I like this provoking thesis (‘giving up refactoring’), because it enriches discussion 🙂
I agree that you have to be very careful with bigger refactoring when having lots of parallel codelines, because conflicts can increase integration work a lot and even cause introducing regression-bugs during merging.
Because of this with refactoring vs. feature-branches problem, there are lots of tradeoffs. Therefore I decide on a case by case basis:
- On feature-branches I only do refactorings if they prepare my feature to be easier to implement. I always try to focus on the feature only. Branches should differ from trunk/mainline at least as possible.
- Taking it reverse I sometimes even have refactoring branches, where I do bigger refactorings (reverting multiple steps is very easy and I don’t distract my trunk colleagues). Of course I will tell my team, that I am doing this refactoring and try to plan to do it during a clean-up development cycle (call it sprint if you like).
- If your mentioned politics are a big thing, then I would encapsulate the refactoring efforts internally and add it to estimation. In my view customers in middle-terms will see faster progress when having better code-quality. Most likely the won’t understand refactoring (which makes sense, because this out of their scope…), so I hide this from them
- What I would never do is to refactor on a release-branch, whose target is stability. Only bug-fixes are allowed there.
As summary I would plan my refactorings depending on codeline:
- feature-branch: only smaller ones (if they “help” my feature)
- refactoring-branch: for bigger ones, where the refactoring target isn’t completely clear (I often call them “scribble refactorings”)

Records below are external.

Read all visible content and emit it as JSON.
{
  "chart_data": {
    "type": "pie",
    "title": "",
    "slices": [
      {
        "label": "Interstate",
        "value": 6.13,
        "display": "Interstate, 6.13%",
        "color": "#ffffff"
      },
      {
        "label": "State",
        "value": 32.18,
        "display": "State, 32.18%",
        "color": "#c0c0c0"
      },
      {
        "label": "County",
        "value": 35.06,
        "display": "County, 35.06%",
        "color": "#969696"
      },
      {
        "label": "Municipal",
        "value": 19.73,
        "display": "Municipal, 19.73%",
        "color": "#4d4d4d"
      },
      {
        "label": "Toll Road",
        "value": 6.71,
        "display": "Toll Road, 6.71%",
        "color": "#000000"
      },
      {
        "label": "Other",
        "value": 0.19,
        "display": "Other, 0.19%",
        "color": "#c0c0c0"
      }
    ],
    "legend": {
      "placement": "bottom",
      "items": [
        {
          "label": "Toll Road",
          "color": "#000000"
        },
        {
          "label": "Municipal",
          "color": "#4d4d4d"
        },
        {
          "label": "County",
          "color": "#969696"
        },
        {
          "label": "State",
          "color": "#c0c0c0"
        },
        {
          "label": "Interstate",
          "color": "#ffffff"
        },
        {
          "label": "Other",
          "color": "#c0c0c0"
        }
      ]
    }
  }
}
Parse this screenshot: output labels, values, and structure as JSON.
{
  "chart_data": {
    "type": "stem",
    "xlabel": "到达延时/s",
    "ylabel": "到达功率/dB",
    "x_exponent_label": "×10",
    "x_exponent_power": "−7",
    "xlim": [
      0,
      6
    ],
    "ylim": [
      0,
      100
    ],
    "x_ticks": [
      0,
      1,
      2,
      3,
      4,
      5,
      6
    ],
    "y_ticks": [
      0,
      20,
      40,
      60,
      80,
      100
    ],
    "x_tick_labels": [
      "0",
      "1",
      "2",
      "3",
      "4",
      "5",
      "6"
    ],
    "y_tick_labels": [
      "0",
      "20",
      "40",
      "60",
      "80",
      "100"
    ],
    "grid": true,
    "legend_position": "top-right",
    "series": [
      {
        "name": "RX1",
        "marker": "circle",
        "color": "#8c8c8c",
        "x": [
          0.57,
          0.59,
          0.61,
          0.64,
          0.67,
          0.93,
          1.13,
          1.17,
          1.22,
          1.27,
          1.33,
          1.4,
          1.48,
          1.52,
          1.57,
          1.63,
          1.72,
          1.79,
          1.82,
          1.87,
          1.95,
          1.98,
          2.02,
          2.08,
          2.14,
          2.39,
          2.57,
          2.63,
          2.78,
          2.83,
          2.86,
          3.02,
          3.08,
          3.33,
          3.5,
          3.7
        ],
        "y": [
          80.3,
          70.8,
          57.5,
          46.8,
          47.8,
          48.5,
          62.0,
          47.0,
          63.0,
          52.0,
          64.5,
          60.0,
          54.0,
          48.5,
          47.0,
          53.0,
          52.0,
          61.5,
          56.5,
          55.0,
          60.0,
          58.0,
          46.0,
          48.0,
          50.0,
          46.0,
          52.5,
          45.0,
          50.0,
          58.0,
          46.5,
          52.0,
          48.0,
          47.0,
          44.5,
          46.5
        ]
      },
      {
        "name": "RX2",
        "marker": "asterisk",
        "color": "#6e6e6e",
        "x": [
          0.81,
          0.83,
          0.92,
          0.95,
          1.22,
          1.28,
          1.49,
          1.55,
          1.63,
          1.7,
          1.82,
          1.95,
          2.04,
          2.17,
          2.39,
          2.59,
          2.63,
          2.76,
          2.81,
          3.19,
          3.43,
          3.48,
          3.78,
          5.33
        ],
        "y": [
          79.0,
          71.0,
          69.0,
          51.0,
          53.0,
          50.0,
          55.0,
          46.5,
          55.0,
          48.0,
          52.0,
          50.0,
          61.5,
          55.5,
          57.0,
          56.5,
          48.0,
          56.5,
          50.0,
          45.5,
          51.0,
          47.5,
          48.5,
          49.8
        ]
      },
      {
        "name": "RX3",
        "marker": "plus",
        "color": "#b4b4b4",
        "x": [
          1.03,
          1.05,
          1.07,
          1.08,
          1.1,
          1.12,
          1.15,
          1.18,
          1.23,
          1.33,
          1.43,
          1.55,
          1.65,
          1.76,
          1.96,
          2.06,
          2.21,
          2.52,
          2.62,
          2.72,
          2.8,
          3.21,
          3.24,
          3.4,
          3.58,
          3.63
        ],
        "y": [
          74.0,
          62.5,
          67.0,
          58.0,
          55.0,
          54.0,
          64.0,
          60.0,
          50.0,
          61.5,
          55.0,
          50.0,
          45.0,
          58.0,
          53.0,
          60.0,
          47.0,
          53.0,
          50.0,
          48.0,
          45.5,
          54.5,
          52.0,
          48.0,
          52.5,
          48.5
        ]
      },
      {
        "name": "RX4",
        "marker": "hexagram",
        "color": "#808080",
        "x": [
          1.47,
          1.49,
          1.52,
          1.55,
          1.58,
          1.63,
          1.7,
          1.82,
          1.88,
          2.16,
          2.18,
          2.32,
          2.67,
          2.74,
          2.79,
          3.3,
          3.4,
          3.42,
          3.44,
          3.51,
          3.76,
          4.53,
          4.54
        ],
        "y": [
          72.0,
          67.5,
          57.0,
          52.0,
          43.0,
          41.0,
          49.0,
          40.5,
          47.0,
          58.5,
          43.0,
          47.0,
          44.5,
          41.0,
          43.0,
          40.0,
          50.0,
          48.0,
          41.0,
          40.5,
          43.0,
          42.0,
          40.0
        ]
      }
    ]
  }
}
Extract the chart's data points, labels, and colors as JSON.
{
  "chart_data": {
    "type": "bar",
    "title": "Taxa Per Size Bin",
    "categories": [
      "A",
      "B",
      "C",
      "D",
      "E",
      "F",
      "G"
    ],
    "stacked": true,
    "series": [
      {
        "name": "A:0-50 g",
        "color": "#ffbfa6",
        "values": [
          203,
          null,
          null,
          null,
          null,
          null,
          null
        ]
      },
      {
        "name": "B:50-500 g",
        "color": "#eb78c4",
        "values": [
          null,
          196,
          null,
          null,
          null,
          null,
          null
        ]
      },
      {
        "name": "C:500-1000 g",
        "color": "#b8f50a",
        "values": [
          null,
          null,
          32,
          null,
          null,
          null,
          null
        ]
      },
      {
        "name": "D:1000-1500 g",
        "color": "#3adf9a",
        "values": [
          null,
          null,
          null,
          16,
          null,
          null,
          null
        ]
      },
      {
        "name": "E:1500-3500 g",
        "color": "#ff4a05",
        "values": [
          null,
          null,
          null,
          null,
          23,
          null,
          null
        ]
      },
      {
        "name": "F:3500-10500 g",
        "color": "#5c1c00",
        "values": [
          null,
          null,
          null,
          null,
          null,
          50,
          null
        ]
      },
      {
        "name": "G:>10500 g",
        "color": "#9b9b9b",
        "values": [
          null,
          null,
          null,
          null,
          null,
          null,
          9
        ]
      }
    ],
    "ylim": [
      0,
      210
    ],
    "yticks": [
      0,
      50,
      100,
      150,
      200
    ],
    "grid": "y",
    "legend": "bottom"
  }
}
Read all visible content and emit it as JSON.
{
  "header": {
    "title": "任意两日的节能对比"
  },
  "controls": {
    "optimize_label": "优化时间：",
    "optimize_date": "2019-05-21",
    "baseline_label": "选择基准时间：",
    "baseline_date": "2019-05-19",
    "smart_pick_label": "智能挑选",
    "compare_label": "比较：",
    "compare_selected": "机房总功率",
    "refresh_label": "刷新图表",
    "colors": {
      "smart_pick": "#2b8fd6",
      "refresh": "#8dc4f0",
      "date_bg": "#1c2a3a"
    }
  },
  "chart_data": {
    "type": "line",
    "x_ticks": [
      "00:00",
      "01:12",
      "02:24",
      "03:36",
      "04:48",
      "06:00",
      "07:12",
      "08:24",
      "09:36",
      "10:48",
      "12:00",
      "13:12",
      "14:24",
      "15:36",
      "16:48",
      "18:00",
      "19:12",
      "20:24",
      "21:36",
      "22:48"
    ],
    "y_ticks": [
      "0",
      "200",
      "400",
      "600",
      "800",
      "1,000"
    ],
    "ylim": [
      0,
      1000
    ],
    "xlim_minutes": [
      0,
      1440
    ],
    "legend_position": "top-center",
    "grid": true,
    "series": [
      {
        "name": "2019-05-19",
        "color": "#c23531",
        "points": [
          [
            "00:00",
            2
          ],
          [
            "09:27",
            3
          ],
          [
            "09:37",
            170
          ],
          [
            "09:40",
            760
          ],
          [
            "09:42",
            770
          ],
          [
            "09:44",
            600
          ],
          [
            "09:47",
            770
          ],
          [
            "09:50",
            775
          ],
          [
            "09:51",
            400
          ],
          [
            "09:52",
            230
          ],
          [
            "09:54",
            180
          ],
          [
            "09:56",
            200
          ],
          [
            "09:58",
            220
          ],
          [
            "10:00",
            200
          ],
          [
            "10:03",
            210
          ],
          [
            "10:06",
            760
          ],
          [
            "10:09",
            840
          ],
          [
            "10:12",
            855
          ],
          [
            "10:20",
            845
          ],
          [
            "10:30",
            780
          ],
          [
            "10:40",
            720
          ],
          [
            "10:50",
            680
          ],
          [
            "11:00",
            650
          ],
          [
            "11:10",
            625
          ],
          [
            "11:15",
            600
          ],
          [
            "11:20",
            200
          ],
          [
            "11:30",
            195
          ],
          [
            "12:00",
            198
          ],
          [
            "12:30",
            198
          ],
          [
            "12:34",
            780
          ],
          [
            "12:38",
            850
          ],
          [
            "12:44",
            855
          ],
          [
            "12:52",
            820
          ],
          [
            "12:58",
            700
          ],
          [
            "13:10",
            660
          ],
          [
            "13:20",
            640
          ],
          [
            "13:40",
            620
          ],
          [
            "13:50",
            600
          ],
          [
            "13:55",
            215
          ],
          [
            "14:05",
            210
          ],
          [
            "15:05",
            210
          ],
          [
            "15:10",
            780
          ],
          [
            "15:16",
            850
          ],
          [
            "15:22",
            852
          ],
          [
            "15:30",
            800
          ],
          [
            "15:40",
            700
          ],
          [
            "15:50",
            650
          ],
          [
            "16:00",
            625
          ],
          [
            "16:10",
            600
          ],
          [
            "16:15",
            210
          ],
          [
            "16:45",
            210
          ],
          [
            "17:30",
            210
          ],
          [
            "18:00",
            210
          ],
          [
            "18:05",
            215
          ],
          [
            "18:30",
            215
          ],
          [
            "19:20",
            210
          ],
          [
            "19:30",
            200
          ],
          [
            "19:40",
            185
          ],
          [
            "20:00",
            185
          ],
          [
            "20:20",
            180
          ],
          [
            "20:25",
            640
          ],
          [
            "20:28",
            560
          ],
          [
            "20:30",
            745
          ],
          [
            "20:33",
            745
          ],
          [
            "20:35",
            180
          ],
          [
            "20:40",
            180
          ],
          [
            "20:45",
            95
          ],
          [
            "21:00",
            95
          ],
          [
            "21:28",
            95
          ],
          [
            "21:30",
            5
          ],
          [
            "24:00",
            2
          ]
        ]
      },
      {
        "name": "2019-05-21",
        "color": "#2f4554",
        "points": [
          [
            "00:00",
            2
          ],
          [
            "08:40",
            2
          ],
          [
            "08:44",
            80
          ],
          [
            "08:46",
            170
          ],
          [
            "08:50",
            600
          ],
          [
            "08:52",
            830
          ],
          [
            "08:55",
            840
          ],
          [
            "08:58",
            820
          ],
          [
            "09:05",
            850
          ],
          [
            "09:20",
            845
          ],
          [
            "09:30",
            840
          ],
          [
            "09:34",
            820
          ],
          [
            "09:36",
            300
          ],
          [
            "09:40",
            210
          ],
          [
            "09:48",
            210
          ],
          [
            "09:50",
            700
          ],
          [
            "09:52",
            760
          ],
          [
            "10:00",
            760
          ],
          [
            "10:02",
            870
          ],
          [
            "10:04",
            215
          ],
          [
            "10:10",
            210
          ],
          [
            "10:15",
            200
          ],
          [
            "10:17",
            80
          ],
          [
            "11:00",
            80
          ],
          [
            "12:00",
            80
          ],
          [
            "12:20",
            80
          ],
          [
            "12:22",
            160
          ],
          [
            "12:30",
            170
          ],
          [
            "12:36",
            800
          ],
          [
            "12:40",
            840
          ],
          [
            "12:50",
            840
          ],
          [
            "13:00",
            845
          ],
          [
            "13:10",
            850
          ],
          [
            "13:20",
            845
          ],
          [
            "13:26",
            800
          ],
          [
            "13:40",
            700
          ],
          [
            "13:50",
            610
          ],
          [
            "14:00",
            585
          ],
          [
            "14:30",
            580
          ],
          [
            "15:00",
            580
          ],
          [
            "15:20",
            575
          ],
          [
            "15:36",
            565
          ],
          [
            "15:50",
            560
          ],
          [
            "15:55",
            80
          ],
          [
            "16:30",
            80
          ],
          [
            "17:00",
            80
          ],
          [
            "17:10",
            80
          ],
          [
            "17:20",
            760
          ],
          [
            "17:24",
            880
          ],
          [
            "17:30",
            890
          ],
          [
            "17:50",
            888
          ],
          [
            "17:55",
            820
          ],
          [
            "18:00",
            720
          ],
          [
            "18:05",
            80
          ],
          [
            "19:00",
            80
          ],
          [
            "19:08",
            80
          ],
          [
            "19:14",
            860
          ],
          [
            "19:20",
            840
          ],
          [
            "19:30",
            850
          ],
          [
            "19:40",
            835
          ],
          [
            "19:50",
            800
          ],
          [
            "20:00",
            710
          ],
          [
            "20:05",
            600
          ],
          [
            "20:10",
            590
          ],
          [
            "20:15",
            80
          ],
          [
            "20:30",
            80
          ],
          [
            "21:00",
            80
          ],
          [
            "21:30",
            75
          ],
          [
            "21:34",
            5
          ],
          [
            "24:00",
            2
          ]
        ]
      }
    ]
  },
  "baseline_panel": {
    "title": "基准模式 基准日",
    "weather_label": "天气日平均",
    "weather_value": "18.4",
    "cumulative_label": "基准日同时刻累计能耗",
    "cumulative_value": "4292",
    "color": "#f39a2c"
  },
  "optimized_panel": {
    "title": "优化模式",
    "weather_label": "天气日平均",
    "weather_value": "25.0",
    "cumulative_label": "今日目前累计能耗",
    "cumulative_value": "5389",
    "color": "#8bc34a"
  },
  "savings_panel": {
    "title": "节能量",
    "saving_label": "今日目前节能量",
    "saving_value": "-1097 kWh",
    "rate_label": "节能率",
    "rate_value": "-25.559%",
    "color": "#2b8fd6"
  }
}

- trunk/mainline: OK, but I have to communicate with developers on feature-branches to not create an integration nightmare.
- release-branch: never ever
Refactoring and merging are the two combined topics Plastic SCM focuses on. In fact there are two important areas to focus: one is dealing (during merge) with files that have been moved or renamed on a branch. The good news here is that all the “new age” SCMs will let you do that correctly (Plastic, Git, Hg) while the old ones simply fail (SVN, Perforce and the even older ones).
The other part is dealing with refactored code inside the same file: you know, you move your code and other developer modifies it in parallel. It is a harder problem but we do focus on it too with the new merge/diff toolset. Find the xdiff info here and the xmerge (cross-merging) here. A good discussion about how to find moved code here (compared to “beyond compare”).
While the “directory merging” or structure merging issue is a core one (whether the system does it or not), the second one is more a tooling problem (how good your three-way merge and diff tools are). You can have Git and Hg for free to solve the first problem (and even Plastic SCM is now free too).
Part of the problem is that most merge tools are just too stupid to understand any refactoring. A simple rename of a method should be merged as a rename of the method, not as an edit to 101 lines of code. Therefore for example additional calls to the method in anther branch should be cope with automatically.
There are now some better merge tools (for example SemanticMerge) that are based on language parsing, designed to deal with code that has been moved and modified. JetBrains (the create of ReShaper) has just posted a blog on this.
There has been lots of research on this over the years, at last some products are coming to market.